O choque econômico do ano passado, um dos maiores de nossas vidas, revelou algumas vulnerabilidades fundamentais que poderiam afetar a estabilidade financeira global. Em meio à turbulência nos mercados financeiros gerada pelos investidores avessos ao risco, muitos fundos de investimento foram severamente afetados pela corrida para a liquidez que se estendeu por todo o mundo – e que  provocou saídas significativas dos ativos de risco e das economias emergentes e em desenvolvimento. Conforme isso acontecia e o capital dos investidores era sacado dos fundos do mercado monetário e fundos mútuos abertos, os gestores de ativos foram forçados a vender suas aplicações a preços de liquidação, o que acelerou a escassez de liquidez e a queda no valor de mercado dos principais ativos.

Para preservar a estabilidade financeira em nível nacional e global — e proteger melhor os mercados e economias das saídas devastadoras de capital — é preciso aumentar a resiliência dos fundos de investimento. Para tanto, é fundamental reduzir a possibilidade de que seus modelos de negócios amplifiquem o impacto macrofinanceiro dos choques adversos, de modo que suas operações sejam menos suscetíveis a vendas de ativos a qualquer preço em momentos de tensão. 

Em um novo estudo do FMI, apresentamos as ferramentas que as autoridades econômicas podem usar para fortalecer a gestão de riscos, particularmente a gestão do risco de liquidez. Mostramos como isso pode ser conseguido com uma combinação de ferramentas de gestão de liquidez aplicadas em sequência — conforme o necessário — dependendo da intensidade das pressões enfrentadas por um fundo específico.

Efeitos da Amplificação

Indispensável para o crescimento global

Não chega a surpreender que os fundos de investimento desempenhem um papel primordial no crescimento e estabilidade financeira mundiais. Ao longo das duas últimas décadas, o rápido crescimento do capital dirigido a esses fundos foi um fator importantíssimo para que as instituições financeiras não bancárias aumentassem para cerca de 50% sua participação nos ativos financeiros globais. Isso beneficia a todos, desde os empresários que expandem seus negócios e as famílias que compram sua primeira casa própria até as pessoas que estão poupando para a aposentadoria.

Os fundos de investimento são motores essenciais da prosperidade e estão disponíveis nos mais diferentes formatos, como fundos de mercado monetário e uma ampla gama de fundos mútuos. Uma característica cada vez mais importante da grande maioria dos fundos de investimento é a liquidez diária, idêntica à oferecida pelos bancos a seus correntistas. Entretanto, muitos fundos foram bem além das ofertas tradicionais de ações de alta capitalização e títulos públicos altamente seguros, passando a oferecer aplicações de maior risco, como imóveis e títulos privados de alto rendimento.

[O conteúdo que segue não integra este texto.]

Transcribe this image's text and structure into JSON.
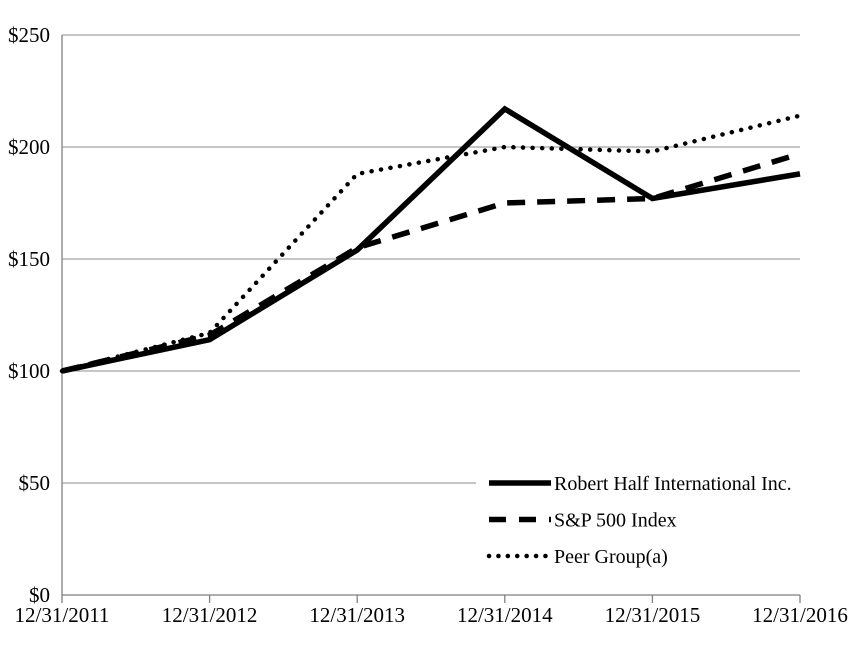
{
  "chart_data": {
    "type": "line",
    "title": "",
    "categories": [
      "12/31/2011",
      "12/31/2012",
      "12/31/2013",
      "12/31/2014",
      "12/31/2015",
      "12/31/2016"
    ],
    "series": [
      {
        "name": "Robert Half International Inc.",
        "style": "solid",
        "values": [
          100,
          114,
          154,
          217,
          177,
          188
        ]
      },
      {
        "name": "S&P 500 Index",
        "style": "dashed",
        "values": [
          100,
          116,
          155,
          175,
          177,
          197
        ]
      },
      {
        "name": "Peer Group(a)",
        "style": "dotted",
        "values": [
          100,
          117,
          188,
          200,
          198,
          214
        ]
      }
    ],
    "y_ticks": [
      {
        "value": 0,
        "label": "$0"
      },
      {
        "value": 50,
        "label": "$50"
      },
      {
        "value": 100,
        "label": "$100"
      },
      {
        "value": 150,
        "label": "$150"
      },
      {
        "value": 200,
        "label": "$200"
      },
      {
        "value": 250,
        "label": "$250"
      }
    ],
    "ylim": [
      0,
      250
    ],
    "xlabel": "",
    "ylabel": "",
    "grid": "horizontal",
    "legend_position": "inside-bottom-right",
    "line_color": "#000000",
    "grid_color": "#8c8c8c",
    "axis_color": "#7f7f7f",
    "background_color": "#ffffff"
  }
}
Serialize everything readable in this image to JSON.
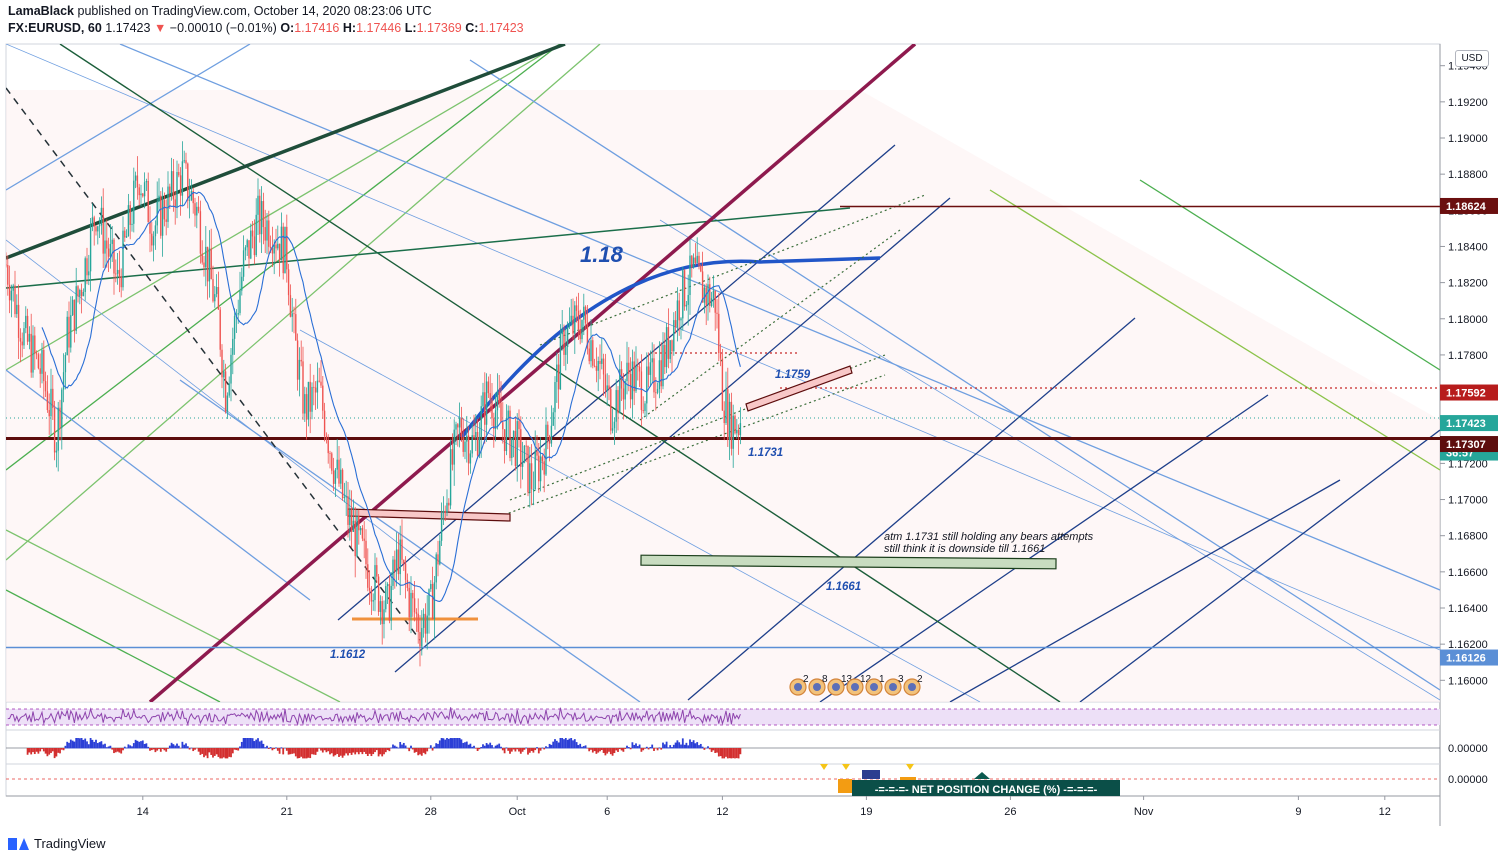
{
  "header": {
    "author": "LamaBlack",
    "published_text": "published on TradingView.com, October 14, 2020 08:23:06 UTC",
    "symbol": "FX:EURUSD, 60",
    "last": "1.17423",
    "arrow": "▼",
    "change": "−0.00010 (−0.01%)",
    "o_label": "O:",
    "o": "1.17416",
    "h_label": "H:",
    "h": "1.17446",
    "l_label": "L:",
    "l": "1.17369",
    "c_label": "C:",
    "c": "1.17423"
  },
  "price_axis": {
    "currency": "USD",
    "ticks": [
      "1.19400",
      "1.19200",
      "1.19000",
      "1.18800",
      "1.18600",
      "1.18400",
      "1.18200",
      "1.18000",
      "1.17800",
      "1.17600",
      "1.17400",
      "1.17200",
      "1.17000",
      "1.16800",
      "1.16600",
      "1.16400",
      "1.16200",
      "1.16000"
    ],
    "tags": [
      {
        "text": "1.18624",
        "value": 1.18624,
        "color": "#6b0f0f"
      },
      {
        "text": "1.17592",
        "value": 1.17592,
        "color": "#b71c1c"
      },
      {
        "text": "1.17423",
        "value": 1.17423,
        "color": "#26a69a"
      },
      {
        "text": "36:57",
        "value": 1.1726,
        "color": "#26a69a"
      },
      {
        "text": "1.17307",
        "value": 1.17307,
        "color": "#5d0d0d"
      },
      {
        "text": "1.16126",
        "value": 1.16126,
        "color": "#5b8fd6"
      }
    ],
    "sub_ticks": [
      "0.00000",
      "0.00000"
    ]
  },
  "time_axis": {
    "labels": [
      {
        "text": "14",
        "bar": 76
      },
      {
        "text": "21",
        "bar": 156
      },
      {
        "text": "28",
        "bar": 236
      },
      {
        "text": "Oct",
        "bar": 284
      },
      {
        "text": "6",
        "bar": 334
      },
      {
        "text": "12",
        "bar": 398
      },
      {
        "text": "19",
        "bar": 478
      },
      {
        "text": "26",
        "bar": 558
      },
      {
        "text": "Nov",
        "bar": 632
      },
      {
        "text": "9",
        "bar": 718
      },
      {
        "text": "12",
        "bar": 766
      }
    ]
  },
  "annotations": {
    "big_label": "1.18",
    "l1759": "1.1759",
    "l1731": "1.1731",
    "l1661": "1.1661",
    "l1612": "1.1612",
    "note_line1": "atm 1.1731 still holding any bears attempts",
    "note_line2": "still think it is downside till 1.1661",
    "net_position": "-=-=-=- NET POSITION CHANGE (%) -=-=-=-"
  },
  "events": [
    "2",
    "8",
    "13",
    "12",
    "1",
    "3",
    "2"
  ],
  "chart_data": {
    "type": "candlestick",
    "symbol": "FX:EURUSD",
    "interval": "60",
    "y_range": [
      1.1588,
      1.1952
    ],
    "last_close": 1.17423,
    "horizontal_levels": [
      1.18624,
      1.17592,
      1.17307,
      1.16126
    ],
    "close_path": [
      {
        "bar": 0,
        "close": 1.183
      },
      {
        "bar": 10,
        "close": 1.179
      },
      {
        "bar": 20,
        "close": 1.177
      },
      {
        "bar": 28,
        "close": 1.1735
      },
      {
        "bar": 34,
        "close": 1.179
      },
      {
        "bar": 42,
        "close": 1.182
      },
      {
        "bar": 50,
        "close": 1.186
      },
      {
        "bar": 56,
        "close": 1.184
      },
      {
        "bar": 62,
        "close": 1.182
      },
      {
        "bar": 68,
        "close": 1.185
      },
      {
        "bar": 74,
        "close": 1.188
      },
      {
        "bar": 82,
        "close": 1.185
      },
      {
        "bar": 90,
        "close": 1.1865
      },
      {
        "bar": 98,
        "close": 1.188
      },
      {
        "bar": 106,
        "close": 1.186
      },
      {
        "bar": 112,
        "close": 1.183
      },
      {
        "bar": 118,
        "close": 1.18
      },
      {
        "bar": 122,
        "close": 1.176
      },
      {
        "bar": 126,
        "close": 1.179
      },
      {
        "bar": 132,
        "close": 1.183
      },
      {
        "bar": 140,
        "close": 1.1855
      },
      {
        "bar": 148,
        "close": 1.185
      },
      {
        "bar": 156,
        "close": 1.1835
      },
      {
        "bar": 160,
        "close": 1.179
      },
      {
        "bar": 166,
        "close": 1.175
      },
      {
        "bar": 174,
        "close": 1.176
      },
      {
        "bar": 182,
        "close": 1.172
      },
      {
        "bar": 190,
        "close": 1.169
      },
      {
        "bar": 198,
        "close": 1.167
      },
      {
        "bar": 206,
        "close": 1.165
      },
      {
        "bar": 212,
        "close": 1.164
      },
      {
        "bar": 218,
        "close": 1.167
      },
      {
        "bar": 224,
        "close": 1.1645
      },
      {
        "bar": 230,
        "close": 1.163
      },
      {
        "bar": 236,
        "close": 1.164
      },
      {
        "bar": 244,
        "close": 1.17
      },
      {
        "bar": 252,
        "close": 1.174
      },
      {
        "bar": 260,
        "close": 1.173
      },
      {
        "bar": 268,
        "close": 1.176
      },
      {
        "bar": 276,
        "close": 1.174
      },
      {
        "bar": 284,
        "close": 1.173
      },
      {
        "bar": 292,
        "close": 1.171
      },
      {
        "bar": 300,
        "close": 1.173
      },
      {
        "bar": 310,
        "close": 1.179
      },
      {
        "bar": 320,
        "close": 1.18
      },
      {
        "bar": 328,
        "close": 1.178
      },
      {
        "bar": 336,
        "close": 1.175
      },
      {
        "bar": 346,
        "close": 1.177
      },
      {
        "bar": 356,
        "close": 1.176
      },
      {
        "bar": 366,
        "close": 1.178
      },
      {
        "bar": 374,
        "close": 1.181
      },
      {
        "bar": 382,
        "close": 1.1825
      },
      {
        "bar": 388,
        "close": 1.1815
      },
      {
        "bar": 394,
        "close": 1.181
      },
      {
        "bar": 398,
        "close": 1.176
      },
      {
        "bar": 402,
        "close": 1.1742
      },
      {
        "bar": 408,
        "close": 1.1742
      }
    ],
    "indicators": [
      "Moving average",
      "RSI",
      "MACD histogram",
      "Net position change (%)"
    ]
  }
}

Conforme esses fundos passaram a oferecer aos investidores a exposição a esses ativos mais arriscados e menos líquidos, sua capacidade de honrar sua promessa de liquidez diária ficou algumas vezes sob pressão em face de choques adversos — o que se tornou evidente durante o tumulto ocasionado pelo surgimento da pandemia da Covid-19, que se acelerou acentuadamente em março de 2020.

Ao contrário dos bancos, os fundos de investimento não contam, via de regra, com mecanismos públicos de proteção, como linhas de liquidez do banco central ou seguro de depósitos. Isso aumenta a probabilidade de que eles amplifiquem o impacto adverso de choques no mercado financeiro, por meio de vendas a qualquer preço que exacerbam a iliquidez e podem vir até a gerar corridas no mercado.

Políticas — o que precisamos e como chegar lá?

Nesse contexto, identificamos quatro objetivos principais.

Primeiro, abordar os incentivos para que os investidores tentem largar na frente em caso de choques adversos. Segundo, reduzir a tensão existente entre liquidez diária e exposição a ativos ilíquidos. Terceiro, explorar opções para aumentar a liquidez estrutural e cíclica em alguns mercados importantes de ativos. Quarto, reduzir o contágio internacional para as economias em desenvolvimento e de mercados emergentes.

Em seguida, identificamos ferramentas específicas direcionadas a esses objetivos.

A melhor forma de abordar os incentivos para a saída precoce de um fundo é reduzir o valor de resgate de cotas no curto prazo. Diversos mecanismos de política podem baixar o custo para que os investidores esperem para resgatar suas cotas, diminuindo assim os incentivos para a saída antecipada, que pode precipitar episódios de sell-off  (venda rápida de ativos após uma notícia negativa).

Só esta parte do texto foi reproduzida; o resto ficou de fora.